U.S. light crude for July delivery fell 10 cents to $68.34 a barrel by 11:05 am EDT, down from Friday's seven-month high of $70.32. London Brent fell 9 cents to $68.25 a barrel.

The small losses came as the dollar extended gains against a basket of currencies as stronger U.S. macroeconomic data encouraged expectations of a rise in interest rates.

Wall Street, meanwhile, was headed lower after fast-food giant McDonald's warned that second-quarter profits could be hurt by currency swings. <.N>

U.S. crude and Brent both looked to be settling into a range between $65 and $70 per barrel, traders said, supported by cuts in output by oil producers but undermined by relatively low demand for oil and high inventories in industrialized countries due to recession.

Output cuts by OPEC have helped stabilize prices in the last few weeks but they are not enough to get the market up toward the $75-$80-per-barrel level, said Christopher Bellew, oil broker at Bache Commodities in London.

I think we might be looking at $65-$70 per barrel as a trading range for a while, he added.


Several members of the Organization of the Petroleum Exporting Countries, most notably its most influential member Saudi Arabia, have said they see around $75-$80 as a fair level for oil prices and one that would encourage future investment in the oil and gas industry.

OPEC members have promised to cut 4.2 million barrels a day of oil from their production levels since September and so far analysts say they have met 75-80 percent of that pledge.

Venezuelan Oil Minister Rafael Ramirez said on Sunday OPEC members were complying with 86 percent of promised cuts.

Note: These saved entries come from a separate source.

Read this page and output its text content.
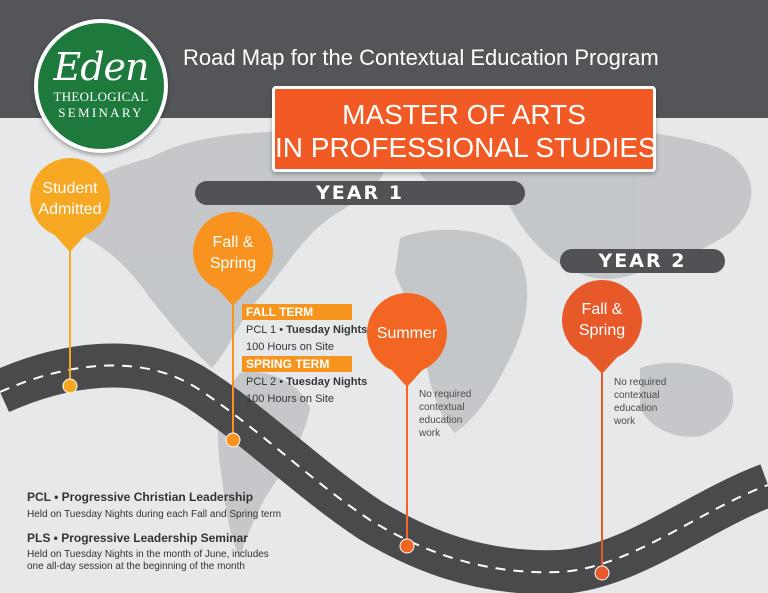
Eden
THEOLOGICAL
SEMINARY
Road Map for the Contextual Education Program
MASTER OF ARTS
IN PROFESSIONAL STUDIES
YEAR 1
YEAR 2
Student
Admitted
Fall &
Spring
Summer
Fall &
Spring
FALL TERM
PCL 1 • Tuesday Nights
100 Hours on Site
SPRING TERM
PCL 2 • Tuesday Nights
100 Hours on Site	No required
contextual
education
work
No required
contextual
education
work
PCL • Progressive Christian Leadership
Held on Tuesday Nights during each Fall and Spring term
PLS • Progressive Leadership Seminar
Held on Tuesday Nights in the month of June, includes
one all-day session at the beginning of the month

A Reuters survey published last Wednesday said compliance had slipped to 75 percent from 81 percent in March and April.

JP Morgan has raised its forecast for fourth-quarter 2009 U.S. oil prices, this time to $65 a barrel, versus above $55 in their latest monthly energy report in May, on expectations of economic recovery and seasonal factors.

If economic forecasts are right, and we are coming out of the recession, the path for oil is going to be somewhat higher, said Lawrence Eagles, Global Head of Commodities for JP Morgan Chase at the Asian Oil and Gas Conference.